Hoy, a casi cincuenta años del momento en el que empieza a nacer el punk del ‘77, ese “yo odio a Pink Floyd” sigue tapando muchas demostraciones de odio importantes en la historia de la música. Hay muchas, claro que sí, y algunas muy fuertes: el rencor hacia Yoko Ono acusada de ser la culpable de separar a los Fantastic Four; un evento llamado Disco Demolition Night con el que, en 1979, un montón de blancos heteros intentaron exterminar la música disco; y Charly García con sus reiterados reclamos de que alguien, no se entiende bien quién, prohíba el autotune.

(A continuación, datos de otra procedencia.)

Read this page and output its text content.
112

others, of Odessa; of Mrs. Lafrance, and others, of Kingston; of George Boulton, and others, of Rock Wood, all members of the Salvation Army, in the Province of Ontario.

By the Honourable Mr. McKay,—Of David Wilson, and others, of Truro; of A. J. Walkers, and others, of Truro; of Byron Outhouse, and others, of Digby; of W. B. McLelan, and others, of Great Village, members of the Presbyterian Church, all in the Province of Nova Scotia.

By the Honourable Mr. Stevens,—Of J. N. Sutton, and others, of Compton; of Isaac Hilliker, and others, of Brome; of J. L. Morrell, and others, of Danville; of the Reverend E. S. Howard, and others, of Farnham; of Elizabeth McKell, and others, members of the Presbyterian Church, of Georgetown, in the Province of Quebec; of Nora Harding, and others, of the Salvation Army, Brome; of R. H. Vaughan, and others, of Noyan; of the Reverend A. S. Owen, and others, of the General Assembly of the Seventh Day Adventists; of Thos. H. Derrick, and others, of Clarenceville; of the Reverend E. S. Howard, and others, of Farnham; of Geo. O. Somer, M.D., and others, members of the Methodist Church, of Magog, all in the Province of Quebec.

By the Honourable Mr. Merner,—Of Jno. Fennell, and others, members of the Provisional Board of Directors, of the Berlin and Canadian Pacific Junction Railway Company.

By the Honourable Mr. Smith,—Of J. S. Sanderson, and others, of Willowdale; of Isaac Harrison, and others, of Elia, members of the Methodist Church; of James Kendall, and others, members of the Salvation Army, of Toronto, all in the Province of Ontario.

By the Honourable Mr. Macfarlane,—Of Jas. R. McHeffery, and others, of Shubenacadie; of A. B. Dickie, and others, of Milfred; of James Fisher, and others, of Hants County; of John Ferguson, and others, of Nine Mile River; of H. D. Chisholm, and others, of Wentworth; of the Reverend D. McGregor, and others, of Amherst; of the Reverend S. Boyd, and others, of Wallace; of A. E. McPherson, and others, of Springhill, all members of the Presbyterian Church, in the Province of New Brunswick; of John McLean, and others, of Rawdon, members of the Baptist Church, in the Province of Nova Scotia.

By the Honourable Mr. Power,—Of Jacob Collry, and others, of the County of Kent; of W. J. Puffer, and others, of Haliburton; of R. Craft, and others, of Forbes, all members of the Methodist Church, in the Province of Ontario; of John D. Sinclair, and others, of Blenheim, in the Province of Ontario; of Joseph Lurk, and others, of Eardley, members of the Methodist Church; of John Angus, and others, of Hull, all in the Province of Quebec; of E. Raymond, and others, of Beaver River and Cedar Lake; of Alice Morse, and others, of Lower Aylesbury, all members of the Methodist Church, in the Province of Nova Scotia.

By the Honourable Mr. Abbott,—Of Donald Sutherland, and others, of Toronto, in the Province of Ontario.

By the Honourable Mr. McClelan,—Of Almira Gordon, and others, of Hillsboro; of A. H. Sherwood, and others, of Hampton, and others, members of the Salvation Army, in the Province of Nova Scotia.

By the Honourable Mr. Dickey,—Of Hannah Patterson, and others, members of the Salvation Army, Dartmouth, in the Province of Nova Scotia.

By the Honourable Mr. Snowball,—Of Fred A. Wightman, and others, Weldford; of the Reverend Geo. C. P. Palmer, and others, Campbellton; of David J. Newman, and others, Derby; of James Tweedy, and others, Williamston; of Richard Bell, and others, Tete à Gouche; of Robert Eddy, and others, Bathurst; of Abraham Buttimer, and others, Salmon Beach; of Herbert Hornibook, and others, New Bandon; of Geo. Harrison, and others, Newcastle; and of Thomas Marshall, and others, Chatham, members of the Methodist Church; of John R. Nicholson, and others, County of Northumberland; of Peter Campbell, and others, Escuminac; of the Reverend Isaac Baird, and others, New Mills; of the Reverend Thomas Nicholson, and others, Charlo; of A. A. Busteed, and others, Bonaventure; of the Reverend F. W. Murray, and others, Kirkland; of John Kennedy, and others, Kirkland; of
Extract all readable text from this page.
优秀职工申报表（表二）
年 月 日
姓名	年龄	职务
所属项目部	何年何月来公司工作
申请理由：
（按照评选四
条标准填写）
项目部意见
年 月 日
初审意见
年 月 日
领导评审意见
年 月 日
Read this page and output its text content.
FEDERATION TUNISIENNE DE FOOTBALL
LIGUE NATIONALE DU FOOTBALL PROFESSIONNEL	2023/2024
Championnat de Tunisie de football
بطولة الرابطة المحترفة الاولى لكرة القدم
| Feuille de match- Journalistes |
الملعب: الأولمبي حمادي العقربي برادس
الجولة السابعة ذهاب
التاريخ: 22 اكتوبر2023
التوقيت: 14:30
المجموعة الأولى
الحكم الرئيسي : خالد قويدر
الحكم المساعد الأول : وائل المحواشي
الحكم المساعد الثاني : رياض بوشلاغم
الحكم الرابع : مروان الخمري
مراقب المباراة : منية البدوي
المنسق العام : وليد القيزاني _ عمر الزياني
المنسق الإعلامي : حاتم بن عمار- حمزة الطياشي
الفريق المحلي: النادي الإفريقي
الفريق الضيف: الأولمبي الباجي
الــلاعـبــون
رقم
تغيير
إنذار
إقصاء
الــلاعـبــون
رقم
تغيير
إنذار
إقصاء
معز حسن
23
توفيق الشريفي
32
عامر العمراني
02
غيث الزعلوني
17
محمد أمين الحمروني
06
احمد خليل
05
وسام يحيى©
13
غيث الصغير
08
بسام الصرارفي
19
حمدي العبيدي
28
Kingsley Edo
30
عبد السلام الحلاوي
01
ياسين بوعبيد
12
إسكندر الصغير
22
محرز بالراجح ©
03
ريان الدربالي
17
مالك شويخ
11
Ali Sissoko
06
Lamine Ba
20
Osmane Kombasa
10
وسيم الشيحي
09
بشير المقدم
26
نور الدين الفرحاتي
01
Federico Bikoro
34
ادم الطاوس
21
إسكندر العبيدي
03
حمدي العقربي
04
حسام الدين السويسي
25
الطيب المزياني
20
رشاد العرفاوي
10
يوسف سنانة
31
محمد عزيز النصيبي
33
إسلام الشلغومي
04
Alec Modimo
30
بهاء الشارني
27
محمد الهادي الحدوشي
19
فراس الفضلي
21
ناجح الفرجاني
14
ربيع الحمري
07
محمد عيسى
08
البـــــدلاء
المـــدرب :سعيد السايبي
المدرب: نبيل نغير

La lista es interminable, pero ninguno, hasta ahora, consigue relacionarse directamente con todo un movimiento cultural, artístico y político como sí ocurrió con el punk londinense.
Sin embargo, hoy, terminando el 2022, en Buenos Aires, Argentina, podríamos llegar a ser testigos de algo nuevo. Con Coldplay haciendo su seguidilla de diez recitales en la cancha de River, hay serias posibilidades de que surja un odio artístico tan profundo y visceral que, tal vez, le gane por knockout al del cantante de “God Save the Queen”. ¿Va a pensar alguien que esta cosa de fantasear con una repulsión musical gigante no es más que una manifestación de deseo de quien escribe esta nota? ¿Una fantasía que trata de llevar a la realidad con una mera manipulación de caracteres? Puede ser. Pero, aun así, hay que reconocer que sobran argumentos, razones y hasta pruebas googleables de especialistas que manifiestan su rechazo por el grupo de Chris Martin. La seguidilla de recitales porteños puede ser el puntapié de un brillante movimiento de bellísimo rechazo musical, un grito que nos haga ser los abanderados en detestar a este cuarteto al que tantos quieren sacarle valor.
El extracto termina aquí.